Spark-submit1 is used to run Spark application either locally, on a Spark managed cluster or on a cluster managed by YARN or Apache Mesos. In the example above, I specify the main class of the driver program and the JAR. The rest of the parameters are command line parameters for our driver. In this case:

  • BusRoute containing the raw location data of the bus routes2
  • localweather containing the temperature and rain amount
  • BusActivity containing the bus locations recorded at 5-second intervals
  • Output directory name template, where the results will be written (e.g., /tmp/sparkout.buses/part-00000)

At the moment, the driver program looks like this.

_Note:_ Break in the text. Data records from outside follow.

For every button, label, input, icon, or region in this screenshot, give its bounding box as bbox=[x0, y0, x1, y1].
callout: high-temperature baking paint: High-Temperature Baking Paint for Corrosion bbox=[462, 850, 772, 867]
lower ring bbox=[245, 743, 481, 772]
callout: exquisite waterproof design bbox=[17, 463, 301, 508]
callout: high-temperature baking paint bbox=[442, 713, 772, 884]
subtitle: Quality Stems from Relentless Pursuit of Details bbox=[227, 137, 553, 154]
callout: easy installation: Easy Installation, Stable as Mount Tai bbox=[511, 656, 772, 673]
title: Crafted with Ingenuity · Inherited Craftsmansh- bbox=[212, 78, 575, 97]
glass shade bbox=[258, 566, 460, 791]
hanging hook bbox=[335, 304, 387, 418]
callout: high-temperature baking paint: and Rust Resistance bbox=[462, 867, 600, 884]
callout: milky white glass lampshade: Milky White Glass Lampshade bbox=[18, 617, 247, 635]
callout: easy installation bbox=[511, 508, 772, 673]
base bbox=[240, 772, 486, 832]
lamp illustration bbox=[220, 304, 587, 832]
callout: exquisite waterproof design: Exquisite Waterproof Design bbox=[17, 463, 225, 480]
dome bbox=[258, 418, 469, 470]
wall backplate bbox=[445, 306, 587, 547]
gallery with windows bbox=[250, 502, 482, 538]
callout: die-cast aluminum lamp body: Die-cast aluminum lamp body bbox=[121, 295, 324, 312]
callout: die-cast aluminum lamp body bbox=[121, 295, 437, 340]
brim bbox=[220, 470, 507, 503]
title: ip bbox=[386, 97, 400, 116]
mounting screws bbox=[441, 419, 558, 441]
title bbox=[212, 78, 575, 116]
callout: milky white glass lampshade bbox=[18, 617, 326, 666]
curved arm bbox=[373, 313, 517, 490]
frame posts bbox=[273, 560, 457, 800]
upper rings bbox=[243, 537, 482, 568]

It simply loads the input data (Spark automatically handles zipped files) to RDDs and saves the result. Spark handles input on a per-file and per-line basis. The content of each gzipped file is always processed by a single machine (gzip is a non-splittable compression format). As long as the files are not too big, this shouldn’t become an issue. If it does, then some other compression scheme, e.g., snappy, should be selected. Among the various log messages3 produced by spark-submit, you should be able to spot the following three lines:

# route entries = 2
# weather entries = 1
# bus activity entries = 115

The output from the final stage of the driver can be viewed like this:

gzcat /tmp/sparkout.dist/part-00000.gz
(16785-12-Hallila-0725,RoutePoint(12,Hallila - Keskustori P,0725,1450245589025,9330.227504218083))

The output contains a pair RDD4, indexed by a combination of the epoch day, line number, start point, and bus id (scheduled start time HHMM). The value contains a RoutePoint object with partially overlapping information, and the actual payload; the time stamp and current distance from the start for each sample.

Now we have managed to build our first application and run it. In the next post, I will show how Spark can be used to extract data from the bus timing and weather data sources.

Footnotes

1: Make sure that SPARKHOME either points to your Spark installation or that you use an absolute path in its place.
2: Note that the file names contain the "Epoch day" (the number of calendar days since the Unix epoch) on which the file was created. Weather data is read on the following day. Hence the epoch day is greater by one. And since the bus routes don't change that often, its epoch day is also different.
3: Logging (provided by log4j) level can be set in $SPARKHOME/conf/log4j.properties. log4j.properties.template can be used as the starting point. 'log4j.rootCategory=INFO, console' controls the log level (WARN, INFO, DEBUG are valid log levels)
4: Pair RDDs consist of key-value pairs. Spark provides a number of useful operations on pair RDDs.